4 juillet 2015: Grand beau temps mais Antoine nous annonce que cela va changer... il prévoit de quitter déjà le lieu aux alentours de 13h, histoire de ne pas être rattrapé par le mauvais temps. Nous partons en direction du récif de corail afin de faire du masque-tubas. Enchantement total, nous nageons au milieu de poissons de toutes les formes et de toutes les couleurs: poissons perroquet, ange, coffre, mérou, murène et pour finir une petite balade sous-marine aux côtés d'une tortue carrette, le tout en un peu plus d'une heure de barbotage. De quoi me payer le coup de soleil du siècle! Nous quittons les Abrolhos pour l'Etat de Espirito Santo et croisons sur notre chemin un véritable festival de sauts de baleines à bosses... Il y en a partout et nous en dénombrons une bonne centaine durant plus de 3 heures de navigations. Les plus proches sont observées à environs 50-100m. Elles soufflent et sautent de partout au loin et on distingue bien les petits au milieu des adultes. Couché de soleil sublime et dernier saut de baleine dans l'horizon en feu.

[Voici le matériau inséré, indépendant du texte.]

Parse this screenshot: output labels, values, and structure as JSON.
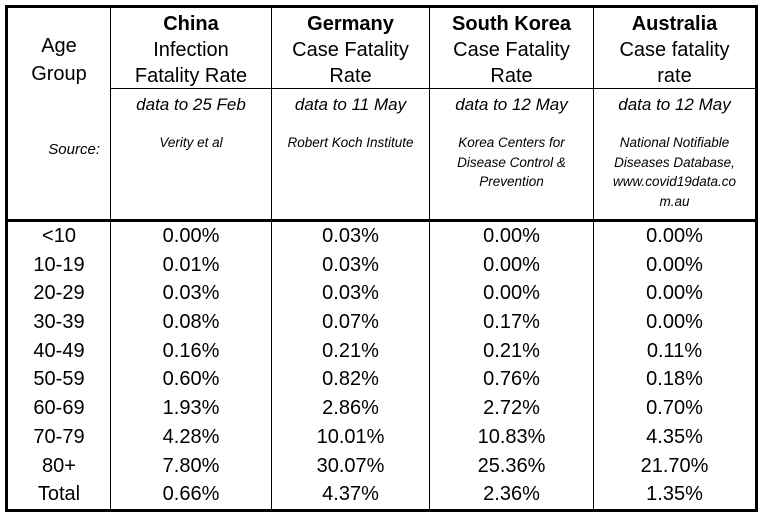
{
  "colors": {
    "text": "#000000",
    "border": "#000000",
    "background": "#ffffff"
  },
  "table": {
    "age_header_lines": [
      "Age",
      "Group"
    ],
    "source_label": "Source:",
    "age_groups": [
      "<10",
      "10-19",
      "20-29",
      "30-39",
      "40-49",
      "50-59",
      "60-69",
      "70-79",
      "80+",
      "Total"
    ],
    "columns": [
      {
        "country": "China",
        "measure_lines": [
          "Infection",
          "Fatality Rate"
        ],
        "data_to": "data to 25 Feb",
        "source_lines": [
          "Verity et al",
          "",
          "",
          ""
        ],
        "values": [
          "0.00%",
          "0.01%",
          "0.03%",
          "0.08%",
          "0.16%",
          "0.60%",
          "1.93%",
          "4.28%",
          "7.80%",
          "0.66%"
        ]
      },
      {
        "country": "Germany",
        "measure_lines": [
          "Case Fatality",
          "Rate"
        ],
        "data_to": "data to 11 May",
        "source_lines": [
          "Robert Koch Institute",
          "",
          "",
          ""
        ],
        "values": [
          "0.03%",
          "0.03%",
          "0.03%",
          "0.07%",
          "0.21%",
          "0.82%",
          "2.86%",
          "10.01%",
          "30.07%",
          "4.37%"
        ]
      },
      {
        "country": "South Korea",
        "measure_lines": [
          "Case Fatality",
          "Rate"
        ],
        "data_to": "data to 12 May",
        "source_lines": [
          "Korea Centers for",
          "Disease Control &",
          "Prevention",
          ""
        ],
        "values": [
          "0.00%",
          "0.00%",
          "0.00%",
          "0.17%",
          "0.21%",
          "0.76%",
          "2.72%",
          "10.83%",
          "25.36%",
          "2.36%"
        ]
      },
      {
        "country": "Australia",
        "measure_lines": [
          "Case fatality",
          "rate"
        ],
        "data_to": "data to 12 May",
        "source_lines": [
          "National Notifiable",
          "Diseases Database,",
          "www.covid19data.co",
          "m.au"
        ],
        "values": [
          "0.00%",
          "0.00%",
          "0.00%",
          "0.00%",
          "0.11%",
          "0.18%",
          "0.70%",
          "4.35%",
          "21.70%",
          "1.35%"
        ]
      }
    ]
  },
  "chart_data": {
    "type": "table",
    "title": "",
    "columns": [
      "Age Group",
      "China Infection Fatality Rate",
      "Germany Case Fatality Rate",
      "South Korea Case Fatality Rate",
      "Australia Case fatality rate"
    ],
    "categories": [
      "<10",
      "10-19",
      "20-29",
      "30-39",
      "40-49",
      "50-59",
      "60-69",
      "70-79",
      "80+",
      "Total"
    ],
    "series": [
      {
        "name": "China",
        "metric": "Infection Fatality Rate",
        "data_window": "data to 25 Feb",
        "source": "Verity et al",
        "values_pct": [
          0.0,
          0.01,
          0.03,
          0.08,
          0.16,
          0.6,
          1.93,
          4.28,
          7.8,
          0.66
        ]
      },
      {
        "name": "Germany",
        "metric": "Case Fatality Rate",
        "data_window": "data to 11 May",
        "source": "Robert Koch Institute",
        "values_pct": [
          0.03,
          0.03,
          0.03,
          0.07,
          0.21,
          0.82,
          2.86,
          10.01,
          30.07,
          4.37
        ]
      },
      {
        "name": "South Korea",
        "metric": "Case Fatality Rate",
        "data_window": "data to 12 May",
        "source": "Korea Centers for Disease Control & Prevention",
        "values_pct": [
          0.0,
          0.0,
          0.0,
          0.17,
          0.21,
          0.76,
          2.72,
          10.83,
          25.36,
          2.36
        ]
      },
      {
        "name": "Australia",
        "metric": "Case fatality rate",
        "data_window": "data to 12 May",
        "source": "National Notifiable Diseases Database, www.covid19data.com.au",
        "values_pct": [
          0.0,
          0.0,
          0.0,
          0.0,
          0.11,
          0.18,
          0.7,
          4.35,
          21.7,
          1.35
        ]
      }
    ]
  }
}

5 juillet 2015: Le tanguage du bateau me réveille à 4 heures du matin. C'est l'horreur, j'ai l'impression que Fleur va se rompre sous les coups de boutoir de la houle. Sur le pont Antoine me rassure, rien que du très normal, un vent de force 6 - 7 et de belles vagues qui nous ralentissent considérablement, nous ne faisons plus que du 3 nœud! Je réussi quelques dessins dans la "tourmente" et vomis le peu qu'il me reste par dessus bord. Journée pénible. Nous finirons par nous abriter à Barra do Riacho dans l'état de Espirito Santo, un port industriel bien moche et bien gris ou d'immense cargos viennent décharger ou charger leur marchandise. Retour à une certaine réalité contemporaine...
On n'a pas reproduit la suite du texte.